Não é fácil produzir artesanato com palha de buriti, o traço distintivo dos waraos, etnia do nordeste da Venezuela que tem imigrado para o Brasil fugindo da fome. Depois de basear folhas na mata, os indígenas separam a fibra, fervem os feixes, lavam, amaciam e colocam para secar ao sol por um dia. Só então a fibra está pronta para coser. Uma rede, vendida a R$ 170 no Brasil, toma sete dias de trabalho de uma artesã, que tece sentada no chão.

Mais difícil do que trançar a palha, porém, tem sido passar pelo posto de controle do Exército em Pacaraima (RR), na fronteira com a Venezuela. Há diversos relatos de waraos que tiveram cestas e redes apreendidas pelos militares. O caso mais recente ocorreu na madrugada de sexta (i°), quando Celso Garcia, 33, perdeu três sacos do artesanato que venderia em Manaus.

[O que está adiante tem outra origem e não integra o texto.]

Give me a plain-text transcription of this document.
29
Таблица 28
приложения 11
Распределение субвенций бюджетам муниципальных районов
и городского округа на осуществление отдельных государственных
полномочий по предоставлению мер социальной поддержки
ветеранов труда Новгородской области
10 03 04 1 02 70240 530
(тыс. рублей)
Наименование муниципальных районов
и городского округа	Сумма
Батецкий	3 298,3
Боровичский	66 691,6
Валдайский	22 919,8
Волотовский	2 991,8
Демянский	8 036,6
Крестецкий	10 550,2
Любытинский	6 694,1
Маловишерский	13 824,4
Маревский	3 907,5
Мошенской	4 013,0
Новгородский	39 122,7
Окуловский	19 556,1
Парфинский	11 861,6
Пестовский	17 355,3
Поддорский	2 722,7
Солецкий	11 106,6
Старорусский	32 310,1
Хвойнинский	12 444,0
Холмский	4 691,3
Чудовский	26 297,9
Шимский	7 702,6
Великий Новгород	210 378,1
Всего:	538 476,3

“Já me agarraram três vezes”, diz Garcia, que mora em um abrigo da prefeitura de Manaus. “Ontem, me tiraram 50 chapéus, 30 bolsas e 20 cestas. Só me deixaram duas redes porque eu disse que ia usar para dormir. Esse material não é meu, é da minha família, foram meses de trabalho.”

Garcia conta que voltava de Tucupita, a 1.728 km de Manaus, onde trocara com parentes roupas trazidas do Brasil por artesanato. O arranjo, que inclui comida e remédios, é comum entre as centenas de waraos vivendo em Boa Vista, Manaus, Santarém e Belém. Os waraos dizem que até a fibra tem sido confiscada. Como o buriti é difícil de obter no Brasil, a artesã Sotelina Peres, 43, o substituiu por nylon.

“Tem gente que é boa e deixa passar artesanato, mas outros, não”, diz Orlando Martinez, 45, que vende a produção da mulher – o casal vive em Manaus há 1 ano e 4 meses. Peres é uma das poucas artesãs no Brasil. A maioria do artesanato vem da Venezuela, onde os 48 mil waraos são a segunda maior etnia.

“A venda de artesanato é o principal trabalho dos homens waraos no Brasil e importante fonte de renda para as famílias, que, em sua maioria, vivem de doações”, diz a antropóloga Marlise Rosa, que escreve tese de doutorado sobre a etnia para a Universidade Federal do Rio de Janeiro. Ela afirma que a alternativa é pedir dinheiro nas ruas, prática também coibida pelos órgãos estatais brasileiros. “O estímulo ao artesanato seria hoje a maneira mais eficiente de empoderá-los.”

Por escrito, o Comando Militar da Amazônia respondeu que Garcia “apresentou-se no posto de controle operado pelo Exército com a Receita Federal com quantidade de produtos acima da cota permitida pela legislação vigente (assim identificado por funcionário da Receita Federal), sendo interpretado, pelo dito funcionário, como, em tese, delito de ‘descaminho'”. Segundo o Exército, os três sacos de artesanato estão sob custódia da Receita.